- Relator(a)
- Ministra Marilza Maynard
- Órgão julgador
- Quinta Turma
- Data do julgamento
- 05/03/2013
- Data de publicação
- 08/03/2013
STJ – Acórdão, Rel. Ministra Marilza Maynard, Quinta Turma, j. 05/03/2013, p. 08/03/2013
HABEAS CORPUS SUBSTITUTIVO DE RECURSO PRÓPRIO. DESCABIMENTO. MODIFICAÇÃO DA ORIENTAÇÃO JURISPRUDENCIAL DO STJ, EM CONSONÂNCIA COM O NOVO POSICIONAMENTO ADOTADO PELO PRETÓRIO EXCELSO. EXECUÇÃO PENAL. COMUTAÇÃO DE PENA. PREENCHIMENTO DOS REQUISITOS OBJETIVO E SUBJETIVO. COMETIMENTO DE FALTA GRAVE POSTERIOR AO DECRETO. IRRELEVÂNCIA. ORDEM NÃO CONHECIDA E CONCEDIDA DE OFÍCIO. - O Supremo Tribunal Federal, pela sua Primeira Turma, passou a adotar orientação no sentido de não mais admitir habeas corpus substitutivo de recurso ordinário. Precedentes: HC 109.956/PR, Rel. Ministro Marco Aurélio, DJe de 11.9.2012, e HC 104.045/RJ, Rel. Ministra Rosa Weber, DJe de 6.9.2012, dentre outros. - Este Superior Tribunal de Justiça, na esteira de tal entendimento, tem amoldado o cabimento do remédio heróico, sem perder de vista, contudo, princípios constitucionais, sobretudo o do devido processo legal e da ampla defesa.
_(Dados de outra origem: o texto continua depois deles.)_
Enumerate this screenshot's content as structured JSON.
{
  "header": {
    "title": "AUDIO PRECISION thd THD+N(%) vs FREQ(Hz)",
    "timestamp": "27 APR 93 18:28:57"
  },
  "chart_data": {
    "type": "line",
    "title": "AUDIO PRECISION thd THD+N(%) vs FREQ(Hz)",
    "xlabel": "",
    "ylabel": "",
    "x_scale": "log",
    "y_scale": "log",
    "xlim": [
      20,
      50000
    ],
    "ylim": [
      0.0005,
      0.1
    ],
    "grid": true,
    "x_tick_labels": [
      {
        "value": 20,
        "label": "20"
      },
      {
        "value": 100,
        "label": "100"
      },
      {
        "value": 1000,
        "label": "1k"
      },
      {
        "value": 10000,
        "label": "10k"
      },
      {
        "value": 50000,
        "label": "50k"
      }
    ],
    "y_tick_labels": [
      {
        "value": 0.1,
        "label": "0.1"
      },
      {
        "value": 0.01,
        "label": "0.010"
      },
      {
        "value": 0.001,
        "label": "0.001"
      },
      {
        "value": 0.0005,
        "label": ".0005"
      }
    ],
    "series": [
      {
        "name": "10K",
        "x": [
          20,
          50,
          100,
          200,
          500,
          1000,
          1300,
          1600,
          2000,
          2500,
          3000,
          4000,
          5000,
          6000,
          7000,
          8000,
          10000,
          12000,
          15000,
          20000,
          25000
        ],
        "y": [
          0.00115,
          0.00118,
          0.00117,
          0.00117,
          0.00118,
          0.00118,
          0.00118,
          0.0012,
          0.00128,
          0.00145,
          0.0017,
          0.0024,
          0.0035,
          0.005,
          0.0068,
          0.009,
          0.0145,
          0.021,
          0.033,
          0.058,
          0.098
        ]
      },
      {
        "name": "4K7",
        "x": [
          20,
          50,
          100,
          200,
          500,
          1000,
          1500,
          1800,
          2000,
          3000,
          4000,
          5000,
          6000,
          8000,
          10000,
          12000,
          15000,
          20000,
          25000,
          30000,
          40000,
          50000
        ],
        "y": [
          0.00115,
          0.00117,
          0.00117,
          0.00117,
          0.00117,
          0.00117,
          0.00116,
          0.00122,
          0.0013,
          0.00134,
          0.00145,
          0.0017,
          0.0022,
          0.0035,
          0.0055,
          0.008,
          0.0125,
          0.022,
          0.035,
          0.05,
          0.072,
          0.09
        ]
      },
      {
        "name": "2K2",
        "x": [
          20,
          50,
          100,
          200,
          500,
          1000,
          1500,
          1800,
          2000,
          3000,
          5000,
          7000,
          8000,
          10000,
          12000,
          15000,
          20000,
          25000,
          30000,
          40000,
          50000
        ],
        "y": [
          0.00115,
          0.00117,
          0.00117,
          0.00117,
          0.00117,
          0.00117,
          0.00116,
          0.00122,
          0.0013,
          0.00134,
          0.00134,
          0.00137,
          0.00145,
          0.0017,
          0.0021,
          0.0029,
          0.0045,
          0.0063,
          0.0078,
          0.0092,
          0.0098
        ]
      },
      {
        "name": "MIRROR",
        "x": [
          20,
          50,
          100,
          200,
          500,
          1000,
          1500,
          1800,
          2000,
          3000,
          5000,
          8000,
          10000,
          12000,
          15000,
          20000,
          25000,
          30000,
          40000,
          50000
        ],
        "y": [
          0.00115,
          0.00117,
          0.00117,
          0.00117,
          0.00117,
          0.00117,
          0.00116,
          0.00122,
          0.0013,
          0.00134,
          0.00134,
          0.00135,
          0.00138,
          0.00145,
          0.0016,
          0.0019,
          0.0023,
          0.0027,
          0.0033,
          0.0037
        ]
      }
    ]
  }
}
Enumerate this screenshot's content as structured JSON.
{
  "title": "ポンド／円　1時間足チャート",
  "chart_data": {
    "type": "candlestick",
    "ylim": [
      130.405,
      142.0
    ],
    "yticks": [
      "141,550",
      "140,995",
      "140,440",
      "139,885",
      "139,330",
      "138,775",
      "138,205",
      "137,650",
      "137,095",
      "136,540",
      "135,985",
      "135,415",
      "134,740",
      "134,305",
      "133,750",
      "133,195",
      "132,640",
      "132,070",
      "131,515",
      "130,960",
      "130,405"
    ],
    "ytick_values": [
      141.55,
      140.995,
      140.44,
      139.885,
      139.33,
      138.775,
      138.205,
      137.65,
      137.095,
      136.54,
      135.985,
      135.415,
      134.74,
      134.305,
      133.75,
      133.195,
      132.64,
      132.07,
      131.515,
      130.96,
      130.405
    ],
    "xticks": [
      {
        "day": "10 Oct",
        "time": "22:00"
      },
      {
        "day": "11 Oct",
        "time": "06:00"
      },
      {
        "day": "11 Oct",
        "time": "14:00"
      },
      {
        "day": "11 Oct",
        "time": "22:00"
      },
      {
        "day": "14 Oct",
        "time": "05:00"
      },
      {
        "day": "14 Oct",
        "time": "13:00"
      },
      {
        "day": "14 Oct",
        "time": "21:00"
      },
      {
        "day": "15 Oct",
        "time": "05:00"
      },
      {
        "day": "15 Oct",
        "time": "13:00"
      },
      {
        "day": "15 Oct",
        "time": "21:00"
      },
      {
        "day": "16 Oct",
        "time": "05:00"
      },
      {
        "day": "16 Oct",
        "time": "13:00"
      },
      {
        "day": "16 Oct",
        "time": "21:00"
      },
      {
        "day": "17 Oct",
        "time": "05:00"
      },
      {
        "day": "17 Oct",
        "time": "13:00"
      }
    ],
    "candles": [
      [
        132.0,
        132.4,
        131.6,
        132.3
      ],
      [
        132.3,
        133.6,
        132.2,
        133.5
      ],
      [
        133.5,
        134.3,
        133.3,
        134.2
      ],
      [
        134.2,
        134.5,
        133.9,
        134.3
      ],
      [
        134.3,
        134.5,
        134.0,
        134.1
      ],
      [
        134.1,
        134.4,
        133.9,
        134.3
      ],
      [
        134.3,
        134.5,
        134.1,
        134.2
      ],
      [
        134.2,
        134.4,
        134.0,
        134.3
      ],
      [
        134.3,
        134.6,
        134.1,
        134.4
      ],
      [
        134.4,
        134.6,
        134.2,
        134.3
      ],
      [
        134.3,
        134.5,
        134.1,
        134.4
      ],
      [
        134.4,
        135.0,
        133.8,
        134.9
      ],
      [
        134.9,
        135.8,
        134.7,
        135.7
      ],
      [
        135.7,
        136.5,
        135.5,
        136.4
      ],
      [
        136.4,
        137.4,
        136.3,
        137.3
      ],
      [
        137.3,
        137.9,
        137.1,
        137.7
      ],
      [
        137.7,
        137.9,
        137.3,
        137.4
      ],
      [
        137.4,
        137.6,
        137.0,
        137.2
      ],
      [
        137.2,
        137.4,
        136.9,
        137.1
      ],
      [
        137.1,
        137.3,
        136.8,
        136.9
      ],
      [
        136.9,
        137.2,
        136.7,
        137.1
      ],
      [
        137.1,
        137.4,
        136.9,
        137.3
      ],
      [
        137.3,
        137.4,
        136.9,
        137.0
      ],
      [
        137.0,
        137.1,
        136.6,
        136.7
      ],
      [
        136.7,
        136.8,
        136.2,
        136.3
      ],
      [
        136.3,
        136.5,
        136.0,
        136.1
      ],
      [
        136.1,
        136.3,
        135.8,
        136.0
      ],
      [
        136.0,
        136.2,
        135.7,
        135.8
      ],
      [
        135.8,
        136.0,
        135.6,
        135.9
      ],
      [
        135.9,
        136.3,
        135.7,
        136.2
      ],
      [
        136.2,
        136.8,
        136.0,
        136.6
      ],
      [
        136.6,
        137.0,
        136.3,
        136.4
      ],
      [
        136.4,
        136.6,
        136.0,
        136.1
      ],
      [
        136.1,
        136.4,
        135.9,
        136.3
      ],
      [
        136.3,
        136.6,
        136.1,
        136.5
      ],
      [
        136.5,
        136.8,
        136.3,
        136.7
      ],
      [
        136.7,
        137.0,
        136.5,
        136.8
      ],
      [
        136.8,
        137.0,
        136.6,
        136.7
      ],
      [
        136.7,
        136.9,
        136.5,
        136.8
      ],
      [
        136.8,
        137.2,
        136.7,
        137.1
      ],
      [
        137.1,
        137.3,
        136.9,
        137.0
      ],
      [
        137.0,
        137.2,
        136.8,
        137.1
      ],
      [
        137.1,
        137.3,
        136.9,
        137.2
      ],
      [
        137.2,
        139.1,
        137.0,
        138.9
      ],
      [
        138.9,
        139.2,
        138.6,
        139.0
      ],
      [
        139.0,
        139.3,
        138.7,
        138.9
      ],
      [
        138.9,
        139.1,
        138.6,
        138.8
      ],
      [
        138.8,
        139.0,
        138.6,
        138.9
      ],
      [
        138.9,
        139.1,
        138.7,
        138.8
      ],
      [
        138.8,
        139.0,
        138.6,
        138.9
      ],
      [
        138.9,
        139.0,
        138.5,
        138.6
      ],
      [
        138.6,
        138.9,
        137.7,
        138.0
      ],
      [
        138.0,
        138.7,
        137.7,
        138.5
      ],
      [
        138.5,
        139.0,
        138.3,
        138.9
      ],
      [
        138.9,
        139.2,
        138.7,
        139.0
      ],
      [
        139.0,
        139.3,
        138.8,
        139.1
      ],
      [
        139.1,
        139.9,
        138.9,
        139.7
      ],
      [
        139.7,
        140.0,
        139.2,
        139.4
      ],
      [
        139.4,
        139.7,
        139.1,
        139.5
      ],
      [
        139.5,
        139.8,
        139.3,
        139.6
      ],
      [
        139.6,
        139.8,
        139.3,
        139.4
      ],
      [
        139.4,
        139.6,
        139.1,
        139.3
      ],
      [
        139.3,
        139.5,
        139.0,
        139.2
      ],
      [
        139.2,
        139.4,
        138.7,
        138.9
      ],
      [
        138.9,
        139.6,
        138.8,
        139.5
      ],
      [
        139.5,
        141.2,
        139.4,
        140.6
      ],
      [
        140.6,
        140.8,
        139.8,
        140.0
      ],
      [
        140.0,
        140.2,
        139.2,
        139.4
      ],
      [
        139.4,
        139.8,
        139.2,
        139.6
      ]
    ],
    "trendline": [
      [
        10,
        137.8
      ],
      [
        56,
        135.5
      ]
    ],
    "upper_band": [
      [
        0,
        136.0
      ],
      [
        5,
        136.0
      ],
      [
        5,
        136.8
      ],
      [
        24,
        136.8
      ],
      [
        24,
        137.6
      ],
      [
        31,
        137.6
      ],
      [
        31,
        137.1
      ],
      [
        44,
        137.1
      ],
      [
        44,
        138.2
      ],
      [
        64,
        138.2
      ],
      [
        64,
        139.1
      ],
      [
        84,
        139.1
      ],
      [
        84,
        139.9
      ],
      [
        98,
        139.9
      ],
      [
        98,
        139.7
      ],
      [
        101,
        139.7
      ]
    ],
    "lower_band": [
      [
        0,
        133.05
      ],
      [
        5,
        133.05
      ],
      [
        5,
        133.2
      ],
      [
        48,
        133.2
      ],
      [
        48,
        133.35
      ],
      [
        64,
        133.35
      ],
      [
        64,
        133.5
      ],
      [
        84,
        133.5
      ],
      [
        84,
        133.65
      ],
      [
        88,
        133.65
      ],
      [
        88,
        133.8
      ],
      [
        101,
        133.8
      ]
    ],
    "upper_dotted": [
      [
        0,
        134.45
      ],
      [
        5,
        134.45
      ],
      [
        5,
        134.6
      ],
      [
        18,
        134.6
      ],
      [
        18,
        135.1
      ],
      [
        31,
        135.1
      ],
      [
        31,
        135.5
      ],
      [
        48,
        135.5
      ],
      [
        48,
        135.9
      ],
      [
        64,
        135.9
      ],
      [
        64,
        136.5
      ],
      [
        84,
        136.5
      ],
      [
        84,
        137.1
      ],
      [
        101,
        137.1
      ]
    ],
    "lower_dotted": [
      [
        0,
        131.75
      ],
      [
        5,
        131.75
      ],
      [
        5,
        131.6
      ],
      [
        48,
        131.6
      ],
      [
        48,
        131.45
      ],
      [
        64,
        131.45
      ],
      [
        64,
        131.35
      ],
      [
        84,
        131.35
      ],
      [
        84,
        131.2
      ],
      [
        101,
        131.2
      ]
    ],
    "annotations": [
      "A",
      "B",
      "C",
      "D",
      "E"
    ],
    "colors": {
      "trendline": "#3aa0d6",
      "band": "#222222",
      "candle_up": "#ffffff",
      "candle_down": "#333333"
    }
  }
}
Nessa toada, tem-se analisado as questões suscitadas na exordial a fim de se verificar a existência de constrangimento ilegal para, se for o caso, deferir-se a ordem de ofício. A propósito: HC 221.200/DF, Rel. Ministra Laurita Vaz, DJe de 19.9.2012. - Configura constrangimento ilegal o indeferimento da comutação devido fundamentos que não constam do Decreto concessivo. - Esta Corte Superior, no julgamento do EREsp n. 1.176.486/SP, pacificou o entendimento de que o cometimento de falta grave é apto a ensejar a interrupção do prazo para a progressão de regime, não interferindo, contudo, no lapso temporal para obtenção do livramento condicional e comutação da pena. - Ordem que deve ser concedida de ofício para reformar a decisão e o acórdão atacados, concedendo ao paciente a comutação da pena, nos termos do Decreto nº 6.706/2008. Habeas corpus não conhecido. Ordem concedida de ofício. (HC n. 188.818/SP, relatora Ministra Marilza Maynard (Desembargadora Convocada do TJ/SE), Quinta Turma, julgado em 5/3/2013, DJe de 8/3/2013.)